Image Frequency Domain Filtering

Resource Overview

1. Fourier Transform of Images and Spectrum Centralization with fftshift Implementation 2. Rotational Property of Fourier Transform and Its Application in Image Analysis 3. Ideal Low-Pass Filter Implementation with Frequency Domain Masking 4. Butterworth High-Pass Filter Design Using Order and Cutoff Frequency Parameters

Detailed Documentation

This document explores four fundamental concepts in image frequency domain processing with practical implementation approaches:

1. Fourier Transform of Images and Spectrum Centralization: The 2D Fast Fourier Transform (FFT) converts spatial domain images to frequency domain representations. The fftshift function is commonly used to center the low-frequency components by rearranging the quadrants of the Fourier transform output. In MATLAB implementations, this involves using fft2() for transformation followed by fftshift() for spectrum centering, enabling better visualization and filtering operations.

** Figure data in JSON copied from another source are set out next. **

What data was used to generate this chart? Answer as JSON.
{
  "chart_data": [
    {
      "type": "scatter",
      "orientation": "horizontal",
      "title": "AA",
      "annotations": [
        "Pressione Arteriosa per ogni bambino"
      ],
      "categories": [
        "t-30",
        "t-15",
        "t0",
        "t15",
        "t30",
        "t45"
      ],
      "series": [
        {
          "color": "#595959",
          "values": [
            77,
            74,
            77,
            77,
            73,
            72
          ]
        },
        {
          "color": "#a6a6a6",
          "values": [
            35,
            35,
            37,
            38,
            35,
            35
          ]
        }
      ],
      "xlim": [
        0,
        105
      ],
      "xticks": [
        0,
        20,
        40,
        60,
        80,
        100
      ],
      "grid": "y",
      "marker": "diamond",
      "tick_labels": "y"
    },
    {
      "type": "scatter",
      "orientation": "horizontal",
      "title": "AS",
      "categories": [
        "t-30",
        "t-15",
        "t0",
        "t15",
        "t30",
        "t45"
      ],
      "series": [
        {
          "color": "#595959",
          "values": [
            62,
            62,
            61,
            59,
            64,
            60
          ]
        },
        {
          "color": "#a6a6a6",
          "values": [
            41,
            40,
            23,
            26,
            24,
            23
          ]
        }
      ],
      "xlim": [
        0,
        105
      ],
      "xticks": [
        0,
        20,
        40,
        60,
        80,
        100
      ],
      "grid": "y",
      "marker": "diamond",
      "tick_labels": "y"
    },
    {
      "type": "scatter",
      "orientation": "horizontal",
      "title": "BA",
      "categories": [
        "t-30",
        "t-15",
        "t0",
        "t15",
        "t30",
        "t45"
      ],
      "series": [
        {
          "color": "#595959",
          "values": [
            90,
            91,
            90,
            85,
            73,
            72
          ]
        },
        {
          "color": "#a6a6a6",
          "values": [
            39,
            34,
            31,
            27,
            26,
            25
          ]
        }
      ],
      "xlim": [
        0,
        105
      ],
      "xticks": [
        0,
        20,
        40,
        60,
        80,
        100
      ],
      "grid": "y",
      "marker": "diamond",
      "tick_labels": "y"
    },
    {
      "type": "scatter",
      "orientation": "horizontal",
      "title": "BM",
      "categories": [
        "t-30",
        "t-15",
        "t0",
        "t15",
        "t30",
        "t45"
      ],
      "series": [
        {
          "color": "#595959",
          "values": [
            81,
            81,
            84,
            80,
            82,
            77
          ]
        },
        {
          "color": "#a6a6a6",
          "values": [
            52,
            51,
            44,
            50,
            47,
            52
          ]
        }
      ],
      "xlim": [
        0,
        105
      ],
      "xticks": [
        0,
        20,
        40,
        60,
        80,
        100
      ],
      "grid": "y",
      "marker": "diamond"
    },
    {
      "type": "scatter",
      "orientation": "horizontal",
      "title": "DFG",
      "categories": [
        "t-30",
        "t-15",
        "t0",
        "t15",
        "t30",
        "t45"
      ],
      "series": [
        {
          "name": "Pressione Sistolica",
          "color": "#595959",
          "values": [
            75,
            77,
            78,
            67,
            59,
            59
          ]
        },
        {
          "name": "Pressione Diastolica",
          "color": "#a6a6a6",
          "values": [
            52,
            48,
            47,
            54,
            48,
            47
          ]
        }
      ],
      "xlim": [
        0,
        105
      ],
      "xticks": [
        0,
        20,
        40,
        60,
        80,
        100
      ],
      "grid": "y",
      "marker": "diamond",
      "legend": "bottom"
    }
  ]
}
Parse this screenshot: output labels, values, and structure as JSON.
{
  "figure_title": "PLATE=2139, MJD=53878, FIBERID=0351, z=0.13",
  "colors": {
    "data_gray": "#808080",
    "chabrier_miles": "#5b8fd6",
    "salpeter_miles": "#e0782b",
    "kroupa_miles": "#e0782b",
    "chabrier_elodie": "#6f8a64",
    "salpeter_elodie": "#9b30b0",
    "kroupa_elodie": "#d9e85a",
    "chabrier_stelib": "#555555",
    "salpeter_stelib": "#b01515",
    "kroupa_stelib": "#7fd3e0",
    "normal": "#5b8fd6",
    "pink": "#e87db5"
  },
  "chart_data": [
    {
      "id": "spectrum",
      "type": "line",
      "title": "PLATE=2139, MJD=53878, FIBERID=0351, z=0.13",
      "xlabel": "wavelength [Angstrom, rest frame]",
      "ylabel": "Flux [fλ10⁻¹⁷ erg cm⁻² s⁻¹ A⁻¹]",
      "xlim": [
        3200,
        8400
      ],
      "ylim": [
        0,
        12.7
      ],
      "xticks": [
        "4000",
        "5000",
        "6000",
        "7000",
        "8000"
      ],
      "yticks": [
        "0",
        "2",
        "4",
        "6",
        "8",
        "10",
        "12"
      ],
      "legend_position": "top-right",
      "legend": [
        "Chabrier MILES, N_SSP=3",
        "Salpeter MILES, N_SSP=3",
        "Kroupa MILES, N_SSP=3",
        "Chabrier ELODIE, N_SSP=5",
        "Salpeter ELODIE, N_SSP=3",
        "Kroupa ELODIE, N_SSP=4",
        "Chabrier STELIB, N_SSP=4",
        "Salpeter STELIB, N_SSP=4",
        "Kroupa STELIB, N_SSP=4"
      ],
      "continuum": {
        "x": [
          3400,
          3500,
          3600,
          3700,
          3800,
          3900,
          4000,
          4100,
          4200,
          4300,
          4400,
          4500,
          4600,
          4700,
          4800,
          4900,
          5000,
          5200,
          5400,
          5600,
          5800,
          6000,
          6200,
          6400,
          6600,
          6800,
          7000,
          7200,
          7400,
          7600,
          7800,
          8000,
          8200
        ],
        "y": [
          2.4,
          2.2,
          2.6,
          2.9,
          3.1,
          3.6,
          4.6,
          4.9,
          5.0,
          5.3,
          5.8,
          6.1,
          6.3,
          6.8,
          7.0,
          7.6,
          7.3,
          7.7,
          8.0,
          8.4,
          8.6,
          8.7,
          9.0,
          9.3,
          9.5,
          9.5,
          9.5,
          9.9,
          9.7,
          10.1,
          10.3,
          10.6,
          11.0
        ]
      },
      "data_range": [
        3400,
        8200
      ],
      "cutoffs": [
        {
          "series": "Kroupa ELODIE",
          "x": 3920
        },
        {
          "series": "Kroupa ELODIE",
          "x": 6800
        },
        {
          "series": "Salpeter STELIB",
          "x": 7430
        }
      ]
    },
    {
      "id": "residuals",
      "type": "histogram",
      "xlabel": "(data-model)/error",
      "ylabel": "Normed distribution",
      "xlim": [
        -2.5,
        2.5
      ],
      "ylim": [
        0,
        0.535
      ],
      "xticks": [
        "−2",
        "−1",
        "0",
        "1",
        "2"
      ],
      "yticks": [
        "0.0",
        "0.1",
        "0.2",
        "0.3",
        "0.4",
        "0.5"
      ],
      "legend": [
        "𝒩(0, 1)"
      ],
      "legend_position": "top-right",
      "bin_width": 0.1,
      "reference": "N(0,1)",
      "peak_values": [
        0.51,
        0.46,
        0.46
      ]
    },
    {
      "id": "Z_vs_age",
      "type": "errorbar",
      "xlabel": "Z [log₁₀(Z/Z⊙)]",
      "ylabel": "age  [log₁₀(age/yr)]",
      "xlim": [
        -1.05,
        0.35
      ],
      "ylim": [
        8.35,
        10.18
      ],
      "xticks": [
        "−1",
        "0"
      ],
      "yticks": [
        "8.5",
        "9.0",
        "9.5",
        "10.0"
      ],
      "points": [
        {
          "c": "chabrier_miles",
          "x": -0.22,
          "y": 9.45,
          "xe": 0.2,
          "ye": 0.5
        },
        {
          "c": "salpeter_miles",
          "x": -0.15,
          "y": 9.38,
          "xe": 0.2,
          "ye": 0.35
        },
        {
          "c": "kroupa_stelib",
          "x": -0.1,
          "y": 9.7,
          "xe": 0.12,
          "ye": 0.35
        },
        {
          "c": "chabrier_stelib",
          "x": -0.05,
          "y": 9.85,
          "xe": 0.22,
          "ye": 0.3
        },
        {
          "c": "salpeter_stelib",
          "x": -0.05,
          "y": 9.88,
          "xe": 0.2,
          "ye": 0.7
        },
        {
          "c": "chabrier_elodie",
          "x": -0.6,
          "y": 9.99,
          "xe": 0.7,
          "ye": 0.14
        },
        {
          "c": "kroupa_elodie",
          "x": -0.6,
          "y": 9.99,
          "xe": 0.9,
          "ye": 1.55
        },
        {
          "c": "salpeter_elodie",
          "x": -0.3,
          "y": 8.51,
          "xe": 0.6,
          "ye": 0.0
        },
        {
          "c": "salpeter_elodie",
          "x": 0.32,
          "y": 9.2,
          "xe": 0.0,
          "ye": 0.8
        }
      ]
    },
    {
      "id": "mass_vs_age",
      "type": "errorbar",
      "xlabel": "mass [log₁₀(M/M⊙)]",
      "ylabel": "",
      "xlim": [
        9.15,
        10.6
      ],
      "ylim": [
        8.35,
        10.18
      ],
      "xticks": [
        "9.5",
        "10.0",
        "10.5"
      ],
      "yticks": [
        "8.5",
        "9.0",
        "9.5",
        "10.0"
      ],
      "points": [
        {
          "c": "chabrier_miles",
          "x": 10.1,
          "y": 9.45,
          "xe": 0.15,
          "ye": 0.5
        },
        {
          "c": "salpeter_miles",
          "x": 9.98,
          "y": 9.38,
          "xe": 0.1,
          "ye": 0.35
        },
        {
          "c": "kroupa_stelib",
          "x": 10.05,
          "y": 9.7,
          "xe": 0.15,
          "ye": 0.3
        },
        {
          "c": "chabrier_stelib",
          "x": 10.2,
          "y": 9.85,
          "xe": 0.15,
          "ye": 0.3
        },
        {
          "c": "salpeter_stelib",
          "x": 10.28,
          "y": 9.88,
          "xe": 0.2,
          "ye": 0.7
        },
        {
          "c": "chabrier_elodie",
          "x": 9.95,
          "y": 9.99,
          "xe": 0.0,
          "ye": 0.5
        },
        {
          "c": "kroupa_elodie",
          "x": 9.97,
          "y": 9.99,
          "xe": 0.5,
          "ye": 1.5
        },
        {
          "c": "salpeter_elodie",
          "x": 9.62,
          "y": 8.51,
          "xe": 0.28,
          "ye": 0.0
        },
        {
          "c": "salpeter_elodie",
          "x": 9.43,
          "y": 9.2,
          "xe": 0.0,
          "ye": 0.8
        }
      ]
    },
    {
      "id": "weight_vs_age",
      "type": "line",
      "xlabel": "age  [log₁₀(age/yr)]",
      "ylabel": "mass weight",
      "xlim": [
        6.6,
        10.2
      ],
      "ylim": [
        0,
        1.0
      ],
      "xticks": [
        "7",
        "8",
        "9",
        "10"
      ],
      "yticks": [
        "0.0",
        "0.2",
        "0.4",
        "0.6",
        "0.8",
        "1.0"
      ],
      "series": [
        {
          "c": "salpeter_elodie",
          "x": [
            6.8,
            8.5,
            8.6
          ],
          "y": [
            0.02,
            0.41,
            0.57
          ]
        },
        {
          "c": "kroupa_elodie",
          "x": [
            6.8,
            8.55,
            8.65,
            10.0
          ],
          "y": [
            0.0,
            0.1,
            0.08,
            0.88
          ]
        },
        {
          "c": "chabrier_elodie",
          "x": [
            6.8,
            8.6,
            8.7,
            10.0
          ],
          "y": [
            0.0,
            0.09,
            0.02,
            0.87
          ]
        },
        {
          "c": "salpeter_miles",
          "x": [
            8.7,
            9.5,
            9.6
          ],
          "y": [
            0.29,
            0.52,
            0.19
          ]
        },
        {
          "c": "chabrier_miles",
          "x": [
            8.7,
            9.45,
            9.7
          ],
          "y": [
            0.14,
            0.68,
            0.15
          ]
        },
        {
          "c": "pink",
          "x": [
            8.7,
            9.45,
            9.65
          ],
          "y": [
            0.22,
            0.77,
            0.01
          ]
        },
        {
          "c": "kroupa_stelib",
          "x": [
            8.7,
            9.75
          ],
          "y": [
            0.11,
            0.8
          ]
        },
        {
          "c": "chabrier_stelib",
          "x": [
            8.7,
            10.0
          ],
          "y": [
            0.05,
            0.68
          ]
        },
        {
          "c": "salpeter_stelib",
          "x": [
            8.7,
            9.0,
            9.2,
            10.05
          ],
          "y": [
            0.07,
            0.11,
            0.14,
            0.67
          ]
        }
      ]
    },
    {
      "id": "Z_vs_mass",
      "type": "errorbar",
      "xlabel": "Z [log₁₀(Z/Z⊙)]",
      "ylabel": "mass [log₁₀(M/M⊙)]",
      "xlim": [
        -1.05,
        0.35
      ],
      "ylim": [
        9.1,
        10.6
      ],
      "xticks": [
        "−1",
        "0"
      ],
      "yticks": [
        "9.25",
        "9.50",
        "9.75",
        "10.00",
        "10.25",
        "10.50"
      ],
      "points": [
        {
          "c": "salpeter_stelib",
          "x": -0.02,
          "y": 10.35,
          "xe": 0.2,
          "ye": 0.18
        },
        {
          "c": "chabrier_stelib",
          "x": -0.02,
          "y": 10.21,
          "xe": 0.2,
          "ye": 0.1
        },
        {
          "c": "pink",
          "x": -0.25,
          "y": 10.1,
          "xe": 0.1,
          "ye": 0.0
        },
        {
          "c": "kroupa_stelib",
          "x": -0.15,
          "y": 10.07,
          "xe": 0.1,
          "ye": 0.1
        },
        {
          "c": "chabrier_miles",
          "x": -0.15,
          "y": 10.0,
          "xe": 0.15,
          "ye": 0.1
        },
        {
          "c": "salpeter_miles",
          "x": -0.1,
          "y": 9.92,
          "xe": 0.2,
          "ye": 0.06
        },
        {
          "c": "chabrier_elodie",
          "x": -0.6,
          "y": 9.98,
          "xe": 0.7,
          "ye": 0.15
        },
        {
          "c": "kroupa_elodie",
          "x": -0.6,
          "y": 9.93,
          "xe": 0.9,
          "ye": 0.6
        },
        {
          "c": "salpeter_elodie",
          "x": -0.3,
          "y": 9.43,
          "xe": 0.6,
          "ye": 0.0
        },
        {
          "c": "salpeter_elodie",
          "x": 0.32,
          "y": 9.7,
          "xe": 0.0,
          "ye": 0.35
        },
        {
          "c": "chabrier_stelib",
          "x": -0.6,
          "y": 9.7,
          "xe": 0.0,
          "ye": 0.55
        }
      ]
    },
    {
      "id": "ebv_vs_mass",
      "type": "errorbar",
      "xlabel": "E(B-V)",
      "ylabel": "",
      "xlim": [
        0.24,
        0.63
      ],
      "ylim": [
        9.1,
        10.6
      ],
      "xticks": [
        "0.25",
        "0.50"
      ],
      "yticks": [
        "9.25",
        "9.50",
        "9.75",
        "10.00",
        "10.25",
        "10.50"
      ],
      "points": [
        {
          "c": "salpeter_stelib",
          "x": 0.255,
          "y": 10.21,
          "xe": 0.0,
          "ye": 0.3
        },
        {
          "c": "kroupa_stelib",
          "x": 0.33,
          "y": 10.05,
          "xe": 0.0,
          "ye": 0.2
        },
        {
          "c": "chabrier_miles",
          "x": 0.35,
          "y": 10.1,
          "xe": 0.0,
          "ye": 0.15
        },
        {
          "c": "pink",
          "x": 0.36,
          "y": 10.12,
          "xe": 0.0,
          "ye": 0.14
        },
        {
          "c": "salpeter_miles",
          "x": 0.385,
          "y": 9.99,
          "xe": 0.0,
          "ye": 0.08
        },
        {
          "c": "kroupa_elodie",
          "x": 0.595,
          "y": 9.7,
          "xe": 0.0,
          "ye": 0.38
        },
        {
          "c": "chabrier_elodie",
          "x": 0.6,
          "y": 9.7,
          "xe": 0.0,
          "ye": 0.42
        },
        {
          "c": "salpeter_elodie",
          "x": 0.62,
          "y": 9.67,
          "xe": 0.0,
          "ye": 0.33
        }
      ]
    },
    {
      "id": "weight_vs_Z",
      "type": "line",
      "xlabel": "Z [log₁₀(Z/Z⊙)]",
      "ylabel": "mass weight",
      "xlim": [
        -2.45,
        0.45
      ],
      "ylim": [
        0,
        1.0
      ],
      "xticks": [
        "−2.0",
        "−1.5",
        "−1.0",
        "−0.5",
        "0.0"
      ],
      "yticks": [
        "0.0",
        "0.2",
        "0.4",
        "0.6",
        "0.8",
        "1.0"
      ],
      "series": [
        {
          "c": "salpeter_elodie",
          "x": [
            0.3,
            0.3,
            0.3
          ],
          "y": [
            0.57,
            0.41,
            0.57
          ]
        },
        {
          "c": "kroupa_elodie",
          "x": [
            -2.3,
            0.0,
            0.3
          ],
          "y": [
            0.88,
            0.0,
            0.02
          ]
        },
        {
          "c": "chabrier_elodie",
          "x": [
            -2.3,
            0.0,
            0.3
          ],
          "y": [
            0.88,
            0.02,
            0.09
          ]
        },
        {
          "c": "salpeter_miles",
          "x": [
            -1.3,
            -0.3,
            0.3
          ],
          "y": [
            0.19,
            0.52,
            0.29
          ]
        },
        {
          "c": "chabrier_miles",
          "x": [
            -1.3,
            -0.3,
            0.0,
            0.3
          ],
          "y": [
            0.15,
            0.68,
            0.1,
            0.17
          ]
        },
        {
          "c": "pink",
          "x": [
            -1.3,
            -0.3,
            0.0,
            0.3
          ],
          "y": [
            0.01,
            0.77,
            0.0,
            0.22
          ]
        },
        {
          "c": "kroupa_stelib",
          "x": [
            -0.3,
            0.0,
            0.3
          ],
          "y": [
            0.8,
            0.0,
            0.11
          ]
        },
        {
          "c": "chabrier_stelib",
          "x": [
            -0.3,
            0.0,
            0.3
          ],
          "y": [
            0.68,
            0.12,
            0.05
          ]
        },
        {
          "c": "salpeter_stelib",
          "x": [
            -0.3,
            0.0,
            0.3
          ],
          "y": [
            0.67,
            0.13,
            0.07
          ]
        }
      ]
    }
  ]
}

2. Rotational Property of Fourier Transform: This property states that rotating an image in the spatial domain corresponds to an equivalent rotation in the frequency domain. This characteristic is leveraged in applications like image registration and rotational invariant pattern recognition. Code implementation typically involves comparing rotated versions of images through their Fourier magnitude spectra.

3. Ideal Low-Pass Filter: This filter perfectly preserves frequencies below a specified cutoff frequency while completely eliminating higher frequencies. Implementation involves creating a circular mask in the frequency domain with radius D0 (cutoff frequency) where values inside the circle remain unchanged and outside become zero. The filtering process follows: FFT → multiply with ideal mask → inverse FFT.

4. Butterworth High-Pass Filter: A more gradual transition filter defined by its order n and cutoff frequency D0. The transfer function is H(u,v) = 1 / [1 + (D0/D(u,v))^(2n)], where D(u,v) is the distance from the frequency origin. Higher orders create steeper transitions. This filter preserves high-frequency details like edges while suppressing low-frequency content, making it ideal for image sharpening applications.

Mastering these concepts provides essential knowledge for frequency-domain image processing, with practical implementations involving FFT operations, filter design in the frequency domain, and inverse transformations to obtain filtered images.